One scenario, involving an aerosol anthrax attack in a highly populated U.S. city, begins with a single aerosol anthrax attack delivered by a truck using a concealed improvised spraying device in one densely populated urban city with a significant commuter workforce. Anthrax spores, delivered by aerosol, result in inhalation anthrax, which develops when the spores are inhaled into the lungs and germinate into vegetative bacteria capable of causing disease. A progressive infection follows. Attacks are made in five separate metropolitan areas in a sequential manner. Three cities are attacked initially, followed by two additional cities 2 weeks later. The crisis stresses and breaks the response capabilities of all relevant public and private institutions, rapidly leading to 328,400 exposures; 13,200 fatalities; and 13,300 other casualties. The full political, psychological, social, and economic impacts of the attack adversely affect national financial markets and consumer confidence, devastate the local and regional economy, and cause public faith in government to plummet across the country.
FIGURE 3.1 Biological threat agents as categorized by the Centers for Disease Control and Prevention (CDC). SOURCE: Available at www.bt.cdc.gov/Agent/Agentlist.asp
- High-priority, Category A agents include organisms that pose a risk to national security because they can be easily disseminated or transmitted from person to person, they result in high mortality rates and have the potential for major public health impacts, they might cause social disruption, and they require special action for public health preparedness.

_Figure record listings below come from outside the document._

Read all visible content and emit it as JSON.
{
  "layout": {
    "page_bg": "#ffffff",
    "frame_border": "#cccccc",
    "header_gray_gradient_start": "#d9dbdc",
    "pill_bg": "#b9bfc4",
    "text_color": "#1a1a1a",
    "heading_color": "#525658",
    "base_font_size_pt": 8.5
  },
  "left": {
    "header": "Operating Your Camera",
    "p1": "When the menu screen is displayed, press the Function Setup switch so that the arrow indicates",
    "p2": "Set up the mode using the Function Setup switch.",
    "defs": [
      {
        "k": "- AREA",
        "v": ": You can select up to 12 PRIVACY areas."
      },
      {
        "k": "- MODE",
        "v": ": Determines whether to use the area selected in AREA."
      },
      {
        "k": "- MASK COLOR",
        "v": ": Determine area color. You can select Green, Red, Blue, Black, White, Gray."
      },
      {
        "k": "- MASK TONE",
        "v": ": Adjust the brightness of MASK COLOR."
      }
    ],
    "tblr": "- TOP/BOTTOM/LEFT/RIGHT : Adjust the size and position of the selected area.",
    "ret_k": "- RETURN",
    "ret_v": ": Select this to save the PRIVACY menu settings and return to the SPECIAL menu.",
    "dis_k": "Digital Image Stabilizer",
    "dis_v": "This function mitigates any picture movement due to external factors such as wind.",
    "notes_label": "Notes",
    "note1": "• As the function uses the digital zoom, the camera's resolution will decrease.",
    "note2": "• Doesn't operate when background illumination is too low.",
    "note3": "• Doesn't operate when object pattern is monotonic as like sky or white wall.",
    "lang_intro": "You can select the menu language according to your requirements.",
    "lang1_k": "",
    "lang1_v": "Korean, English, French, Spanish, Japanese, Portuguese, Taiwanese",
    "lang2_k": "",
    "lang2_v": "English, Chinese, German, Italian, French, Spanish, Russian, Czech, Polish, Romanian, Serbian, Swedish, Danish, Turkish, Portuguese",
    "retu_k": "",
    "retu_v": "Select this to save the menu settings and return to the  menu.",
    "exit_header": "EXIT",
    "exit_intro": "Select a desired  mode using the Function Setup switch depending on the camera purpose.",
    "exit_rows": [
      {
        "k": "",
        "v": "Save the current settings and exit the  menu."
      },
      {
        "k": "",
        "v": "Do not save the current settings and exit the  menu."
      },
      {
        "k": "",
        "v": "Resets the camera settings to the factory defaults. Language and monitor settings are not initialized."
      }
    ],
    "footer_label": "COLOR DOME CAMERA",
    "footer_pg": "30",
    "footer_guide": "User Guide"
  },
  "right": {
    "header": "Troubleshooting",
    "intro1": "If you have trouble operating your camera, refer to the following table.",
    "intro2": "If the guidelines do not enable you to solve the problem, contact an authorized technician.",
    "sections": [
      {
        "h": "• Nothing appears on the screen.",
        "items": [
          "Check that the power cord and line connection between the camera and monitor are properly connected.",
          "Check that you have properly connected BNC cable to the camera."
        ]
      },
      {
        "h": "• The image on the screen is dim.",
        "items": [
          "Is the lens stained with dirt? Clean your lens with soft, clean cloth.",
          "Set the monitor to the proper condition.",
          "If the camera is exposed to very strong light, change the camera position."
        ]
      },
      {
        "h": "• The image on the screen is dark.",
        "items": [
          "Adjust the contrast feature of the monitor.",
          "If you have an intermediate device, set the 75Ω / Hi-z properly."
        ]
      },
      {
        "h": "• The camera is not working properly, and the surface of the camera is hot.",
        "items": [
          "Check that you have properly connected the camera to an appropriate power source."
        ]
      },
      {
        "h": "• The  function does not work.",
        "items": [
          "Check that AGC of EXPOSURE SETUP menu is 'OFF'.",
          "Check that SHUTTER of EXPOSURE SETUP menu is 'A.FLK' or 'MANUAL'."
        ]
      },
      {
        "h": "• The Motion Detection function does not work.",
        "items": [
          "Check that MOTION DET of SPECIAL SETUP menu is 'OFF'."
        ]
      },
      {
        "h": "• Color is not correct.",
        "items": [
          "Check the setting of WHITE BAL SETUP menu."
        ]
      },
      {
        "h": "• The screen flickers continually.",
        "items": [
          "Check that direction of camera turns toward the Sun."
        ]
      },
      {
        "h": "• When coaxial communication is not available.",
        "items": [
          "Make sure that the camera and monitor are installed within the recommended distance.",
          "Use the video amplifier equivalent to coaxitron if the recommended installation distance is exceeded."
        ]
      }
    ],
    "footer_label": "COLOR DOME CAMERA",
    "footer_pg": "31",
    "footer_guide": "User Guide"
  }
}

- Category B, the second-highest priority, includes agents that are moderately easy to disseminate, that result in moderate morbidity rates and low mortality rates, and that require specific enhancements of CDC’s diagnostic capacity and enhanced disease surveillance.
- Category C agents include emerging pathogens that could be engineered for mass dissemination in the future because of availability, ease of production and dissemination, and potential for high morbidity and mortality rates and for major health impact. A later CDC-categorized list (CDC, 2007) features the same categories, but with agent entries revised…
Agricultural consequences also need to be considered. Economic activity of U.S. agriculture has been estimated to exceed $1 trillion annually, with exports valued in excess of $50 billion. Protecting U.S. agriculture is critical to the global economy and to the ensuring of an adequate and safe food supply in the United States and other countries. Several assessments of agricultural consequences have shown that livestock and poultry populations are vulnerable to biologic attack. The U.S. Department of Agriculture has identified viruses and bacteria capable of causing wide-scale morbidity and mortality of livestock and poultry that would result in a cessation of international trade and exports costing the United States billions of dollars.